Problem IFFY Addresses
The key to sovereignty is that all entities are peers.
Our company has challenged ourselves in how we can improve the relationship between people and technology with regards to security and privacy in the online ecosphere, by utilizing Self-Sovereign, blockchain technology and Zero Knowledge Proof to focusing on the following cases:
Self Sovereign Identity
Self-sovereign identity is a system wherein the user retains sovereign control of their identity and all its attributes and is not dependent on any single issuer or verifier to be online or available at the time of using the identity
- Users are in complete CONTROL of their identity data at all times
- Users always have ACCESS to their identity data
- Users have the ability to CONSENT to the use of their identity data
- The system follows the principles of MINIMALIZATION by enabling sharing of only the necessary attributes at a given time.
- The system follows INTEROPERABLE standards
- The data in the system is PORTABLE and can be moved by the user from one system to another.
A Decentralized self-Sovereign Identity on the blockchain
- Such a system puts the end-user at the center of the design and decouples the process of identity issuance and identity verification (at a later point) by a relying party. There is an identity registry that runs as a smart contract on the blockchain, and therefore resilient to censorship and server failure. New users register with self-generated identities (public-private key pairs) with this registry. Issuers can issue digitally signed identity attributes, on-demand to the user’s public identity directly and register a proof of the attestation on the blockchain. The end-user can then present these attestations, which reside on a device or cloud storage, encrypted and fully in their control, to a third party who verifies them against the identity registry and verifies the attestation proofs on the blockchain. At the time of such verification, the original issuer doesn’t have to be online or provide any service to the user.
- Such a system puts the identity data within the control of the end-user, never stores the personally identifiable information on the blockchain (only signed hashes as proof) and does not depend on a single central entity for it to work. It can run on public or private blockchains depending on the use case.
- It can serve as a solution for a fully digital identity ecosystem where things like educational certificates, health records, organizational memberships, credit ratings, etc can be issued, stored and used in a sovereign manner by the user.
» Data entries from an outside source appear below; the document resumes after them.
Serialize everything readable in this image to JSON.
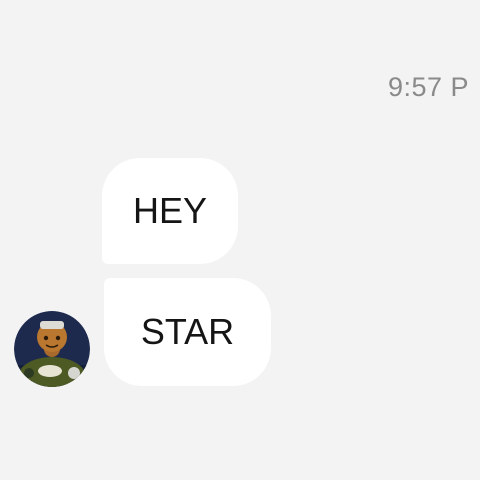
{
  "chat": {
    "timestamp": "9:57 P",
    "messages": [
      {
        "text": "HEY"
      },
      {
        "text": "STAR"
      }
    ],
    "avatar_icon": "cartoon-character-avatar"
  },
  "colors": {
    "background": "#f3f3f3",
    "bubble": "#ffffff",
    "message_text": "#151515",
    "timestamp_text": "#8a8a8a",
    "avatar_background": "#1d2a4e"
  }
}
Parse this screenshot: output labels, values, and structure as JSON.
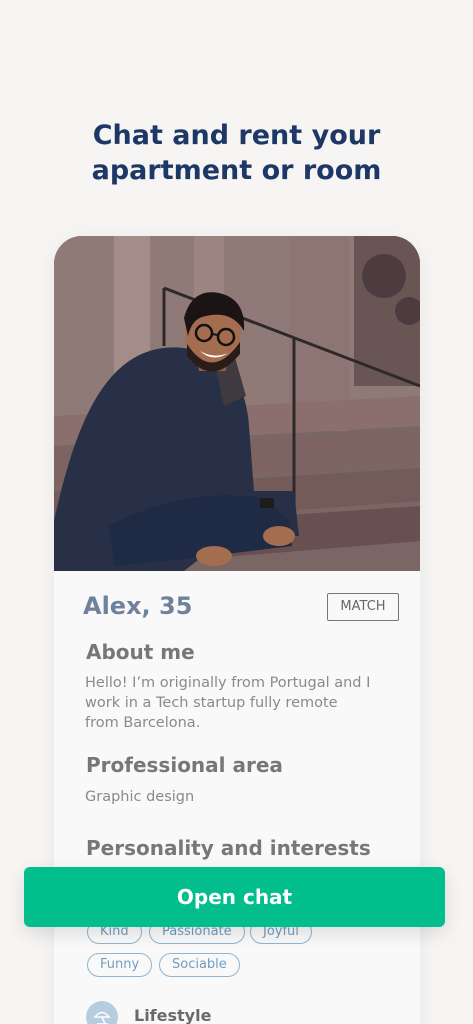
{
  "headline": {
    "line1": "Chat and rent your",
    "line2": "apartment or room"
  },
  "profile": {
    "name_age": "Alex, 35",
    "match_label": "MATCH",
    "about_title": "About me",
    "about_line1": "Hello! I’m originally from Portugal and I",
    "about_line2": "work in a Tech startup fully remote",
    "about_line3": "from Barcelona.",
    "professional_title": "Professional area",
    "professional_value": "Graphic design",
    "personality_title": "Personality and interests",
    "tags": [
      "Kind",
      "Passionate",
      "Joyful",
      "Funny",
      "Sociable"
    ],
    "lifestyle_label": "Lifestyle",
    "lifestyle_icon": "beach-umbrella-icon"
  },
  "cta": {
    "open_chat_label": "Open chat"
  },
  "colors": {
    "background": "#f6f5f4",
    "headline": "#1d3766",
    "accent": "#02bd8c",
    "name": "#6e829c",
    "tag_border": "#8fb5d2"
  }
}
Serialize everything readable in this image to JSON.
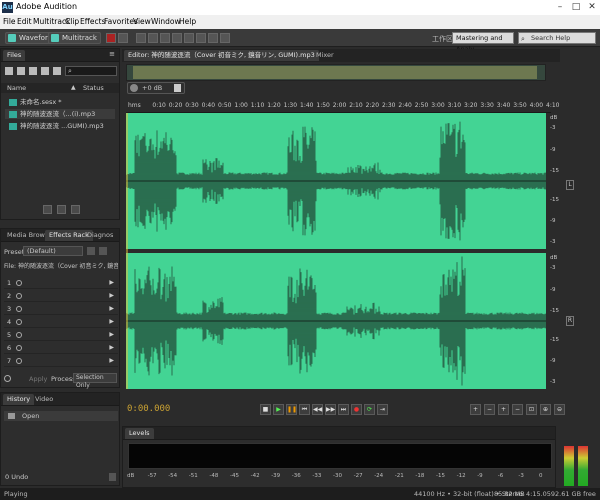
{
  "window": {
    "title": "Adobe Audition",
    "app_icon": "Au",
    "minimize": "–",
    "maximize": "□",
    "close": "✕"
  },
  "menu": [
    "File",
    "Edit",
    "Multitrack",
    "Clip",
    "Effects",
    "Favorites",
    "View",
    "Window",
    "Help"
  ],
  "toolbar": {
    "waveform_label": "Waveform",
    "multitrack_label": "Multitrack",
    "workspace_label": "工作区:",
    "workspace_value": "Mastering and Analy...",
    "search_placeholder": "Search Help"
  },
  "files_panel": {
    "tab": "Files",
    "col_name": "Name",
    "col_status": "Status",
    "items": [
      {
        "name": "未命名.sesx *"
      },
      {
        "name": "神的随波逐流（...(i).mp3"
      },
      {
        "name": "神的随波逐流 ...GUMI).mp3"
      }
    ]
  },
  "effects_panel": {
    "tabs": [
      "Media Browser",
      "Effects Rack",
      "Diagnos"
    ],
    "presets_label": "Presets:",
    "presets_value": "(Default)",
    "file_label": "File: 神的随波逐流（Cover 初音ミク, 鏡音リン, GUMI).mp3",
    "slots": [
      "1",
      "2",
      "3",
      "4",
      "5",
      "6",
      "7"
    ],
    "apply": "Apply",
    "process_label": "Process:",
    "process_value": "Selection Only"
  },
  "history_panel": {
    "tabs": [
      "History",
      "Video"
    ],
    "items": [
      "Open"
    ],
    "undo": "0 Undo"
  },
  "editor": {
    "tab_editor": "Editor: 神的随波逐流（Cover 初音ミク, 鏡音リン, GUMI).mp3",
    "tab_mixer": "Mixer",
    "gain": "+0 dB",
    "ruler": [
      "hms",
      "0:10",
      "0:20",
      "0:30",
      "0:40",
      "0:50",
      "1:00",
      "1:10",
      "1:20",
      "1:30",
      "1:40",
      "1:50",
      "2:00",
      "2:10",
      "2:20",
      "2:30",
      "2:40",
      "2:50",
      "3:00",
      "3:10",
      "3:20",
      "3:30",
      "3:40",
      "3:50",
      "4:00",
      "4:10"
    ],
    "db_labels": [
      "dB",
      "-3",
      "-9",
      "-15",
      "-15",
      "-9",
      "-3",
      "dB",
      "-3",
      "-9",
      "-15",
      "-15",
      "-9",
      "-3"
    ],
    "channels": [
      "L",
      "R"
    ],
    "timecode": "0:00.000",
    "wave_color": "#43d494"
  },
  "levels": {
    "tab": "Levels",
    "scale": [
      "dB",
      "-57",
      "-54",
      "-51",
      "-48",
      "-45",
      "-42",
      "-39",
      "-36",
      "-33",
      "-30",
      "-27",
      "-24",
      "-21",
      "-18",
      "-15",
      "-12",
      "-9",
      "-6",
      "-3",
      "0"
    ]
  },
  "status": {
    "left": "Playing",
    "sample": "44100 Hz • 32-bit (float) • Stereo",
    "size": "85.82 MB",
    "duration": "4:15.059",
    "free": "2.61 GB free"
  }
}
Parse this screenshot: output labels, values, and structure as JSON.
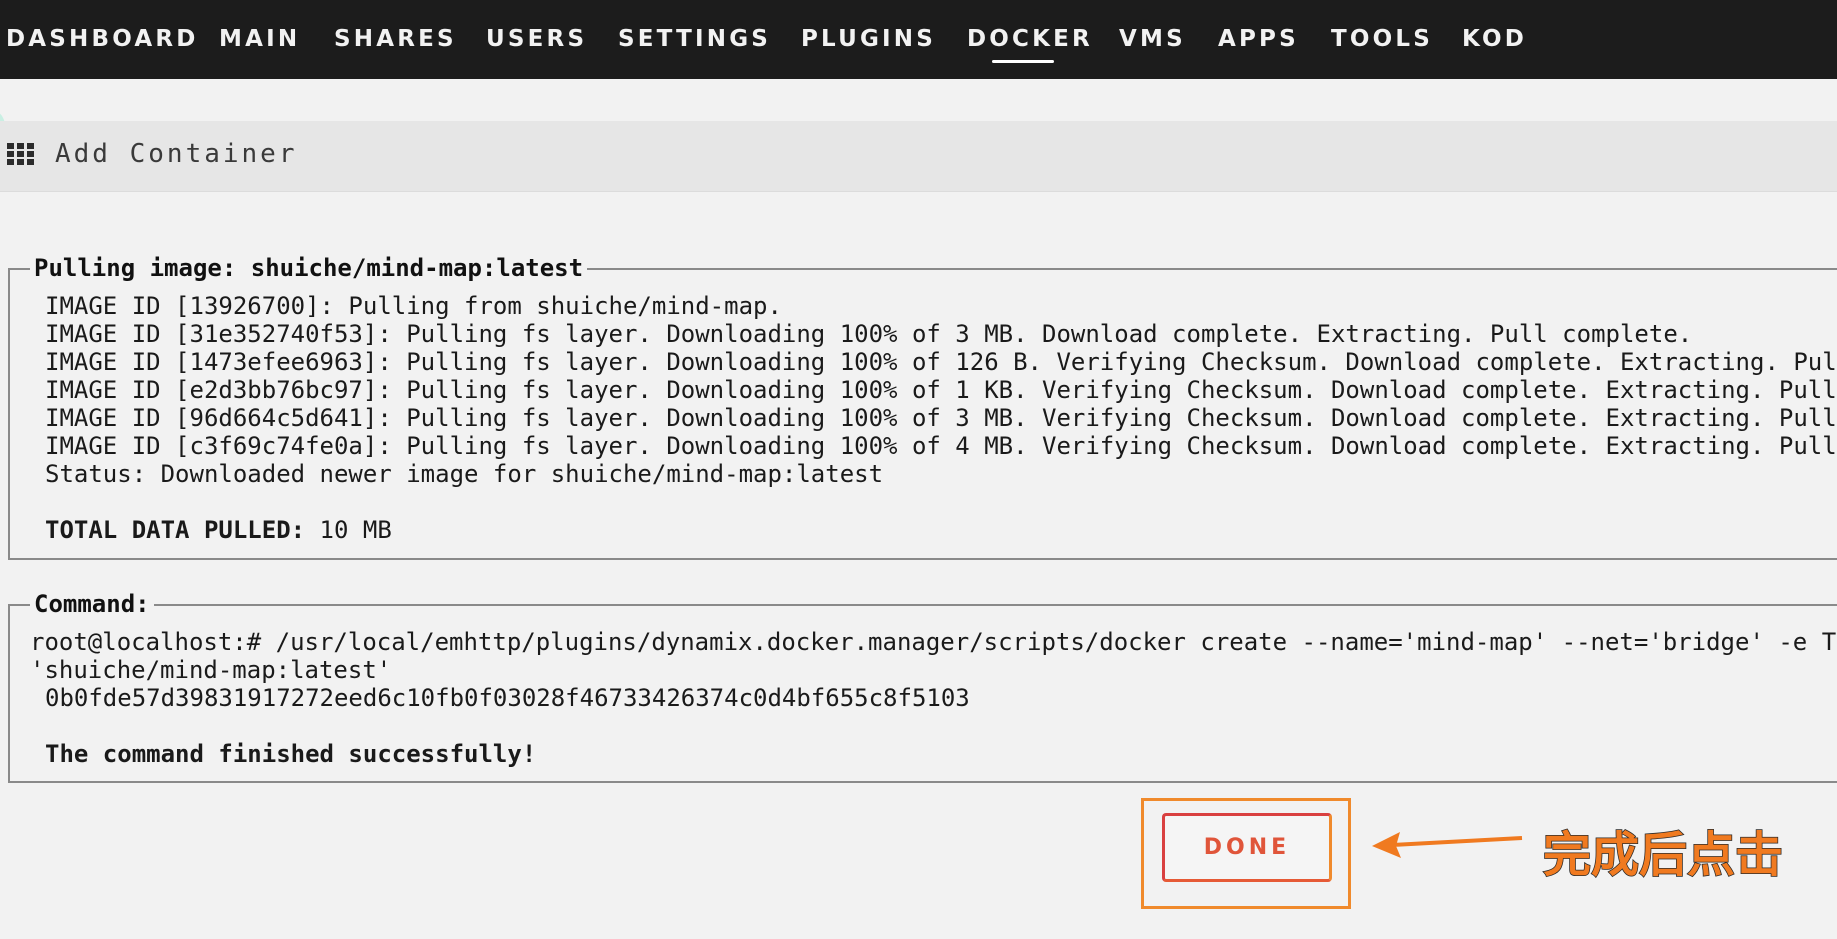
{
  "nav": {
    "items": [
      "DASHBOARD",
      "MAIN",
      "SHARES",
      "USERS",
      "SETTINGS",
      "PLUGINS",
      "DOCKER",
      "VMS",
      "APPS",
      "TOOLS",
      "KOD"
    ],
    "active": "DOCKER"
  },
  "page": {
    "title": "Add Container",
    "title_icon": "grid-icon"
  },
  "pull": {
    "legend": "Pulling image: shuiche/mind-map:latest",
    "lines": [
      "IMAGE ID [13926700]: Pulling from shuiche/mind-map.",
      "IMAGE ID [31e352740f53]: Pulling fs layer. Downloading 100% of 3 MB. Download complete. Extracting. Pull complete.",
      "IMAGE ID [1473efee6963]: Pulling fs layer. Downloading 100% of 126 B. Verifying Checksum. Download complete. Extracting. Pul",
      "IMAGE ID [e2d3bb76bc97]: Pulling fs layer. Downloading 100% of 1 KB. Verifying Checksum. Download complete. Extracting. Pull",
      "IMAGE ID [96d664c5d641]: Pulling fs layer. Downloading 100% of 3 MB. Verifying Checksum. Download complete. Extracting. Pull",
      "IMAGE ID [c3f69c74fe0a]: Pulling fs layer. Downloading 100% of 4 MB. Verifying Checksum. Download complete. Extracting. Pull",
      "Status: Downloaded newer image for shuiche/mind-map:latest"
    ],
    "total_label": "TOTAL DATA PULLED:",
    "total_value": " 10 MB"
  },
  "command": {
    "legend": "Command:",
    "line1": "root@localhost:# /usr/local/emhttp/plugins/dynamix.docker.manager/scripts/docker create --name='mind-map' --net='bridge' -e TZ",
    "line2": "'shuiche/mind-map:latest'",
    "container_id": "0b0fde57d39831917272eed6c10fb0f03028f46733426374c0d4bf655c8f5103",
    "result": "The command finished successfully!"
  },
  "done_button": {
    "label": "DONE"
  },
  "annotation": {
    "text": "完成后点击",
    "color": "#f07a20"
  },
  "colors": {
    "nav_bg": "#1c1c1c",
    "page_bg": "#f2f2f2",
    "title_bg": "#e6e6e6",
    "button_text": "#e0553a",
    "highlight": "#f08a2c"
  }
}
Zero Knowledge Proof (ZKP)
- We don’t need to have it transparent for the world to see, but we could use a verification system to make that information available to others without them knowing what that information actually is. This is called “Zero-Knowledge Proof” or ZKP. We provide our information only to the government and then it is cryptographically secured on a blockchain using a hash function. That way only the hash value will be available to those who want to verify your identity without having to see your personal information.
- With Zero-Knowledge Proof, we have a prover, who is the individual, and a verifier, who needs to verify an individual’s identity. In this case, all the prover needs to show a verifier is the value of X, without showing the actual information. All this requires is a proof of knowledge to verify that the individual is who they claim to be. This is a form of digital fingerprint that can prove an individual’s identity. The validity of the proof lies in using a cryptographic hash function that proves without a doubt that the identity is valid.
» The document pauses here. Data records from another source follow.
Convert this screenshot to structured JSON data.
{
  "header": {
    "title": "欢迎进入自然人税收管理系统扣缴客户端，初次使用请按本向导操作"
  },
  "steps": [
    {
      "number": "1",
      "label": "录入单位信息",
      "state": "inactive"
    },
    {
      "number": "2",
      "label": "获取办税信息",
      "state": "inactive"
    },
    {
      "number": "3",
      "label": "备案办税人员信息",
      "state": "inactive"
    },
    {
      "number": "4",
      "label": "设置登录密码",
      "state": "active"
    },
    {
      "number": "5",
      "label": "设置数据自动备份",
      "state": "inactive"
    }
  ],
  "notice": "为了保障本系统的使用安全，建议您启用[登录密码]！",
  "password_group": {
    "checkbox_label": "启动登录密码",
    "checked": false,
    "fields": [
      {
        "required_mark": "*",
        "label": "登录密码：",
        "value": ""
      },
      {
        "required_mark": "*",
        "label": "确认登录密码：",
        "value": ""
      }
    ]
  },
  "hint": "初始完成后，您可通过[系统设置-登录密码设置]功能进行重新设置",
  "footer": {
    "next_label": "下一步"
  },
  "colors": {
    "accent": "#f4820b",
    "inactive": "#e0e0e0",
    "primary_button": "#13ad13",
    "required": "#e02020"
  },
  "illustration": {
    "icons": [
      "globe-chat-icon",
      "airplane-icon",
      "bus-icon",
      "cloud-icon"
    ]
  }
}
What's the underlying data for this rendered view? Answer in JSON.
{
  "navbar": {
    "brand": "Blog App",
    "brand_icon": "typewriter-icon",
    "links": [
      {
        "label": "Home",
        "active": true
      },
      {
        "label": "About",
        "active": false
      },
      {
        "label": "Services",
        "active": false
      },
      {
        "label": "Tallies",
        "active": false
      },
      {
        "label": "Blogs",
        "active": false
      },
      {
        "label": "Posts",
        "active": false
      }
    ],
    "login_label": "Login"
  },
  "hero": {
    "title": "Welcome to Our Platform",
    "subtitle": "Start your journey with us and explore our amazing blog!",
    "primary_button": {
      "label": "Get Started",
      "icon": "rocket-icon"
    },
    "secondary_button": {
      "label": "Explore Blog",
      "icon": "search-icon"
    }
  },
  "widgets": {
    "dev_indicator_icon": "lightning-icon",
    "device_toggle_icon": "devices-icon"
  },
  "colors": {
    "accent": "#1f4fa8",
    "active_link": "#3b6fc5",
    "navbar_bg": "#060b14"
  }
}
- When you use a hash function on a set of variable data, as in the case of personal information (they are not all the same length), the output can be consistently of a fixed value. Therein lies the verification, because tampering with it is highly improbable, requiring extreme computing power or luck. When data is hashed, the inputs cannot be easily determined based on the output. In the case of Self-Sovereign Identity, the individuals personal information can be stored in a private database that can even be centralized under the government. However, the information is then hashed and the value is stored on separate database that is public and uses a blockchain.